Richard Ryscavage
Father Richard Ryscavage S.J. is a Jesuit priest who will begin teaching this Fall semester a course on Global Child Migration (INAF 376). Most recently he was Professor of Sociology/Anthropology at Fairfield University in Fairfield, Connecticut where he taught international studies. He founded the Center for Faith and Public which looked at issues where religion and politics intersect. Fr. Ryscavage served as national director of the Jesuit Refugee Service/USA and was also national secretary for social and international work at the Jesuit national headquarters. For several years he was elected chair of humanitarian relief group of non-governmental organizations working internationally at the coalition INTERACTION in Washington DC. In that role he represented many different American NGOs at meetings in the State Department and at the United Nations in New York as well as at the UN High Commissioner for Refugees in Geneva, Switzerland. From 1994-1998, he was a tutor and researcher at the Refugee Studies Centre at the University of Oxford, UK.
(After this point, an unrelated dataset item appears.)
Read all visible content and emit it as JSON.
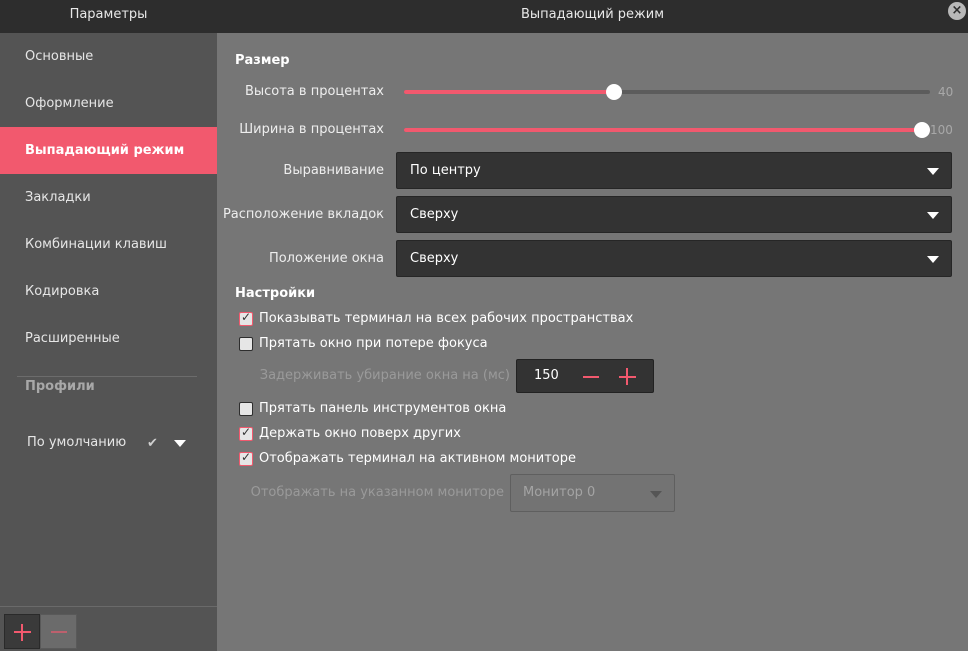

Before Oxford he worked as Executive Director of the Migration and Refugee Services of the US Catholic Bishops Conference where he ran one of the world’s largest refugee resettlement agencies. He was also President of the Catholic Legal Immigration Network (CLINIC) providing a national network of immigration attorneys helping immigrants and asylum seekers. For the past several years he has taught a course on the ethics of economic development policies in the graduate economics and business school at the Catholic University of America. Fr. Ryscavage studied at the Fletcher School of Law and Diplomacy as well as at the School for International Training in Vermont. He also holds degrees in political philosophy from Boston College and Master of Divinity from Weston School of Theology in Cambridge Mass.